Redatora de saúde e bem-estar, autora de reportagens sobre alimentação, família e estilo de vida.

O sono é uma obsessão inerente ao ser humano. Temos provas disso: desenvolvemos três ferramentas para dormir rapidamente, sabemos qual é o melhor horário para ir para a cama e temos até uma infinidade de truques para ter uma noite de sono melhor.
Entretanto, embora há muito tempo tenhamos ouvido que dormir mais é melhor para a saúde, nem sempre é esse o caso. De fato, este ano descobrimos que talvez tenhamos exagerado no número de horas. Agora também sabemos que, às vezes, dormir “menos” é até benéfico.
Isso foi relatado recentemente na Scientific American. A ideia de que todos devem dormir de 7 a 9 horas por noite se estabeleceu como padrão, apoiada por pesquisas que associam a falta de sono a problemas de saúde, como perda de memória, doenças cardíacas, fraqueza imunológica e até mesmo demência.

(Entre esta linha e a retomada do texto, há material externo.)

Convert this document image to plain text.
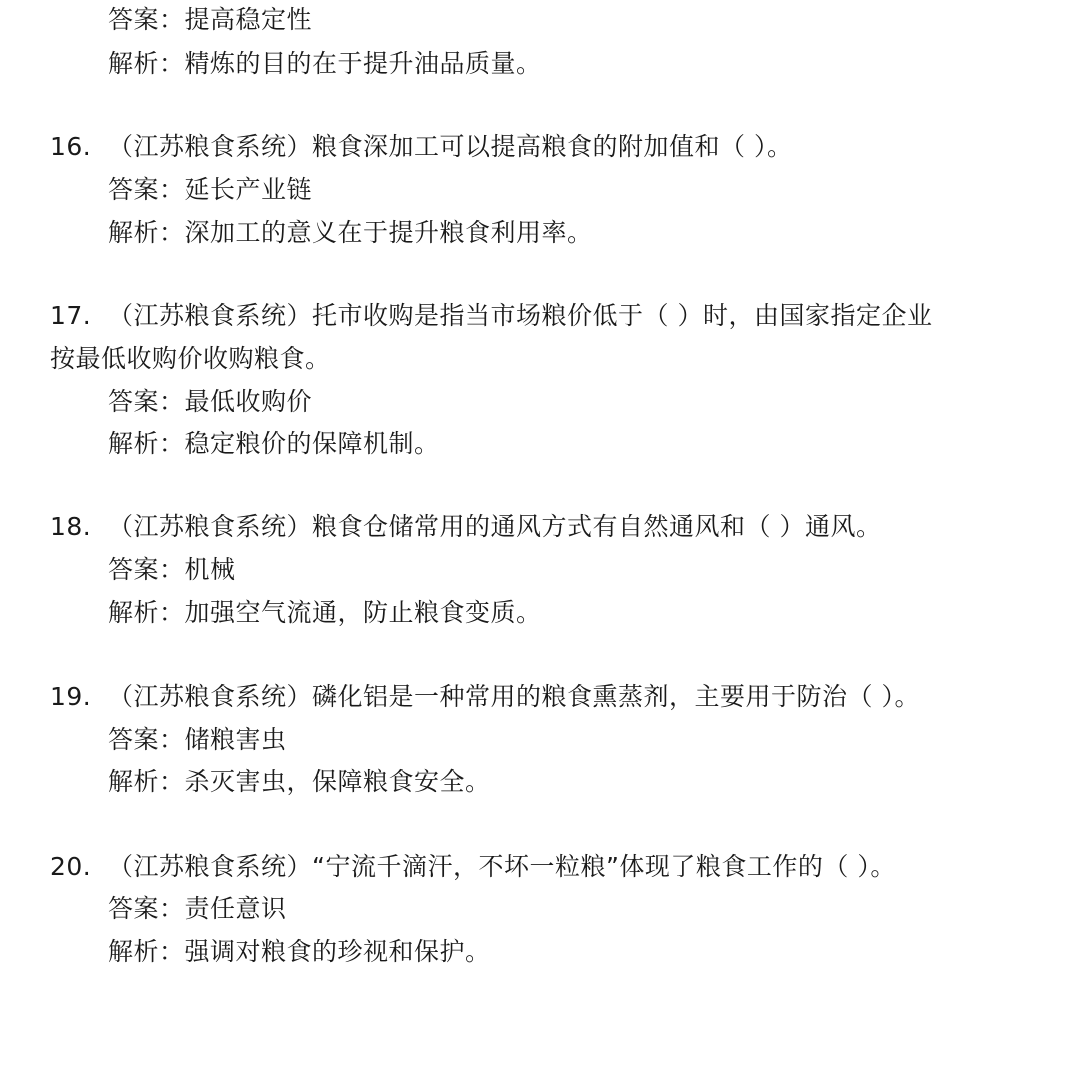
答案：提高稳定性
解析：精炼的目的在于提升油品质量。
16. （江苏粮食系统）粮食深加工可以提高粮食的附加值和（ ）。
答案：延长产业链
解析：深加工的意义在于提升粮食利用率。
17. （江苏粮食系统）托市收购是指当市场粮价低于（ ）时，由国家指定企业
按最低收购价收购粮食。
答案：最低收购价
解析：稳定粮价的保障机制。
18. （江苏粮食系统）粮食仓储常用的通风方式有自然通风和（ ）通风。
答案：机械
解析：加强空气流通，防止粮食变质。
19. （江苏粮食系统）磷化铝是一种常用的粮食熏蒸剂，主要用于防治（ ）。
答案：储粮害虫
解析：杀灭害虫，保障粮食安全。
20. （江苏粮食系统）“宁流千滴汗，不坏一粒粮”体现了粮食工作的（ ）。
答案：责任意识
解析：强调对粮食的珍视和保护。
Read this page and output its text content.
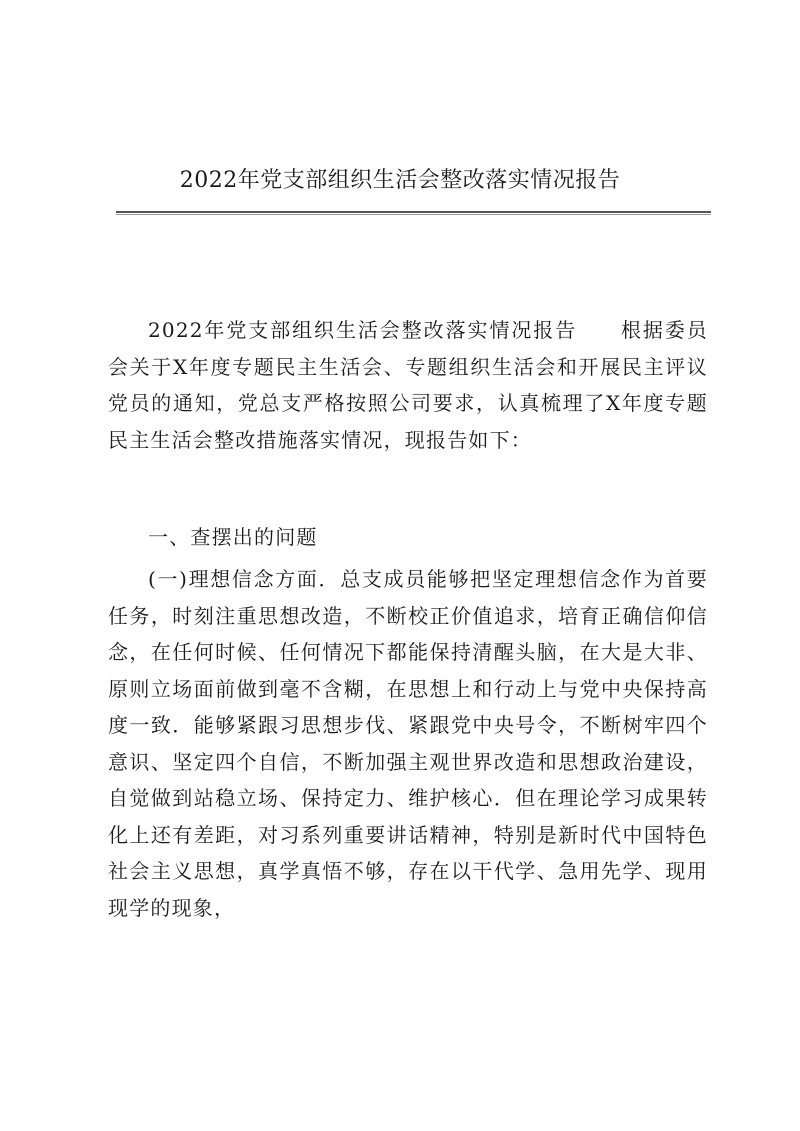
2022年党支部组织生活会整改落实情况报告

2022年党支部组织生活会整改落实情况报告　　根据委员会关于X年度专题民主生活会、专题组织生活会和开展民主评议党员的通知，党总支严格按照公司要求，认真梳理了X年度专题民主生活会整改措施落实情况，现报告如下：

一、查摆出的问题

(一)理想信念方面．总支成员能够把坚定理想信念作为首要任务，时刻注重思想改造，不断校正价值追求，培育正确信仰信念，在任何时候、任何情况下都能保持清醒头脑，在大是大非、原则立场面前做到毫不含糊，在思想上和行动上与党中央保持高度一致．能够紧跟习思想步伐、紧跟党中央号令，不断树牢四个意识、坚定四个自信，不断加强主观世界改造和思想政治建设，自觉做到站稳立场、保持定力、维护核心．但在理论学习成果转化上还有差距，对习系列重要讲话精神，特别是新时代中国特色社会主义思想，真学真悟不够，存在以干代学、急用先学、现用现学的现象，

Entretanto, os seres humanos não são todos iguais. De fato, há um pequeno grupo de pessoas, conhecido como “pessoas com sono curto natural”, que desafia essa norma. Esses indivíduos geneticamente predispostos precisam de apenas 4 a 6 horas de sono para manter a energia e a saúde, o que levou os cientistas a repensar o conceito tradicional de sono como uma atividade uniforme.
Genética é fundamental
Entre elas, a mutação no gene DEC2 foi a primeira a ser descoberta. Esse gene regula a produção de orexina, um hormônio que promove a vigília. Nesse grupo especial, os níveis de orexina são mais altos, permitindo que eles permaneçam acordados e ativos com menos sono.
Posteriormente, foram identificadas mutações em outros genes, como o ADRB1, que está envolvido na regulação do sono no tronco cerebral, e o NPSR1, que influencia o ciclo sono-vigília. Essas mutações não só possibilitam dormir por menos tempo, mas também parecem proteger contra os efeitos negativos da privação de sono, como a memória prejudicada.
Na verdade, experimentos com camundongos geneticamente modificados mostraram que esses animais dormiam menos, mas mantinham o desempenho cognitivo normal, sugerindo que seus cérebros são mais eficientes na consolidação da memória e na eliminação de toxinas durante o sono.
Benefícios exclusivos
As pessoas com essa predisposição genética não só se beneficiam do descanso reduzido, mas também apresentam características exclusivas. Por exemplo, estudos indicam que elas tendem a ser mais enérgicas, resistentes ao estresse, otimistas e mais capazes de tolerar a dor.
Além disso, pesquisas preliminares sugerem que eles podem ter maior longevidade devido à eficiência de seus processos metabólicos e de limpeza do cérebro, reduzindo o acúmulo de proteínas tóxicas associadas a doenças como o Alzheimer.
De fato, a descoberta do grupo desafia o modelo tradicional de sono, que se baseia em dois processos: o ritmo circadiano, que regula os ciclos de sono-vigília por meio da luz, e a chamada homeostase do sono, que gera uma pressão cumulativa para dormir após períodos de vigília.
Para explicar o fenômeno do sono curto, os pesquisadores propuseram um terceiro fator, chamado de “impulsividade comportamental”, que leva essas pessoas a permanecerem ativas mesmo com descanso limitado.
Nesse sentido, pesquisadores como Phyllis Zee sugeriram que a eficiência do sono desse grupo poderia ser devida a um tempo maior nos estágios de sono profundo (ondas lentas), a um metabolismo cerebral acelerado ou talvez a uma maior capacidade de eliminar os resíduos acumulados durante o dia. De qualquer forma, todas essas são hipóteses que abrem novas perspectivas para a compreensão e a otimização do sono humano.
O futuro e os aplicativos
Essa é a última etapa a ser abordada. Uma vez que a existência desse grupo foi reconhecida, seu estudo tem implicações profundas para a medicina do sono e a saúde pública. A compreensão dos mecanismos biológicos por trás desse fenômeno pode, por exemplo, levar a tratamentos para distúrbios do sono e ao desenvolvimento de intervenções que otimizem a qualidade do sono para a população em geral.
Estudos recentes demonstraram que os estímulos acústicos, como o uso do chamado “ruído rosa”, podem melhorar as ondas lentas do sono profundo, aumentando a memória e a recuperação cognitiva sem a necessidade de aumentar o tempo de descanso.
Dito isso, ainda não se sabe ao certo como essas mutações tornam o sono mais eficiente. Pesquisadores como Ptáček e Fu continuam seus esforços para medir a atividade cerebral do grupo e explorar como essas adaptações podem proteger contra doenças relacionadas ao sono. Essa não é uma questão trivial. O que está em jogo, talvez, seja a redefinição das fórmulas de descanso.